TOSSI, V; DAVILA, V; LAMATTINA, L.; JENKINS, G; CASSIA, R.

Mar del Plata

Congreso; Reunnion de la Sociedad Argentina de Fisiologia Vegetal; 2014

Sociedad Argentina de Fisiologia Vegetal

Nitric Oxide regulates the stability of the UVR8 photoreceptor in the response of Arabidopsis thaliana to UV-B. Vanesa E Tossi 1, Valeria Dávila 1 Lorenzo Lamattina 1, Gareth I Jenkins 2 and Raúl Cassia 1 1 Instituto de Investigaciones Biológicas (IIB) UNMdP?CONICET.Funes 3250, CP 7600, Mar del Plata, Argentina. e-mail: vtossi@mdp.edu.ar 2 University of Glasgow. Glasgow, G12 8QQ, Scotland. e-mail: Gareth.Jenkins@glasgow.ac.uk UV-B radiation (280-320 nm) is perceived by Arabidopsis through the UV RESISTANCE LOCUS 8 (UVR8) receptor. Nitric oxide (NO) is a multifunctional molecule that participates in adaptive response to stres. Recently, we demonstrated that NO is necessary in the UVR8-mediated response to UV-B, but is unknown how NO regulates the UVR8 activity. Here, we analyzed the UVR8 protein integrity in UV-B irradiated plants having low NO levels. UVR8 level was diminished in that condition, indicating that NO is important for UVR8 stability. To evaluate if NO effect is due to a change in redox environment, Arabidopsis plants with low NO levels were treated with different antioxidants, as ascorbate acid and glutathione before irradiation. UVR8 protein level was restored when plants were treated with antioxidants. In conclusion, UVR8 is susceptible to changes in redox environmental when plants are exposed to UV-B, and NO protects UVR8 to the degradation.
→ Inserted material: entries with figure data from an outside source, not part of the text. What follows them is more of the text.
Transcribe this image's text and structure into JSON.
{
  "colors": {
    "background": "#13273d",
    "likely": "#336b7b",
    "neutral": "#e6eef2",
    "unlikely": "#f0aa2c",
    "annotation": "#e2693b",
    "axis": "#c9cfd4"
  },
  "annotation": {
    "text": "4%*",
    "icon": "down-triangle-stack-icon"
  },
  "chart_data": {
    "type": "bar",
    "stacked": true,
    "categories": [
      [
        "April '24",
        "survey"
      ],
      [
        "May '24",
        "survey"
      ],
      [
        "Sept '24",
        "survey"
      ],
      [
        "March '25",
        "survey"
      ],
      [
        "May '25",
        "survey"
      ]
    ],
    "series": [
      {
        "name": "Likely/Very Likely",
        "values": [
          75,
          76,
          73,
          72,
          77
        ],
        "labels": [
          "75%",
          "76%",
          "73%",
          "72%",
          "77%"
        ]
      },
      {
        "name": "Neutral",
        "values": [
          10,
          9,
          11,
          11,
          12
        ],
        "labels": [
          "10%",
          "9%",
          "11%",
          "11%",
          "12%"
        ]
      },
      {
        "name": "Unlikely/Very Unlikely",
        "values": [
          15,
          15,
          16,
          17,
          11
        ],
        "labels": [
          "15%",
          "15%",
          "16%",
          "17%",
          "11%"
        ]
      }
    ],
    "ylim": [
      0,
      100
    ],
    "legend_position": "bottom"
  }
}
Moreover, it was reported that NO is able to modify the protein activity through nitrosilación in plants. This posttranscriptional modification could regulate the UVR8 activity. To determine if UVR8 could be nitrosylated, purified UVR8 protein was incubated with a NO donor and subjected to biotin switch assay. We observed that UVR8 was nitrosylated in vivo.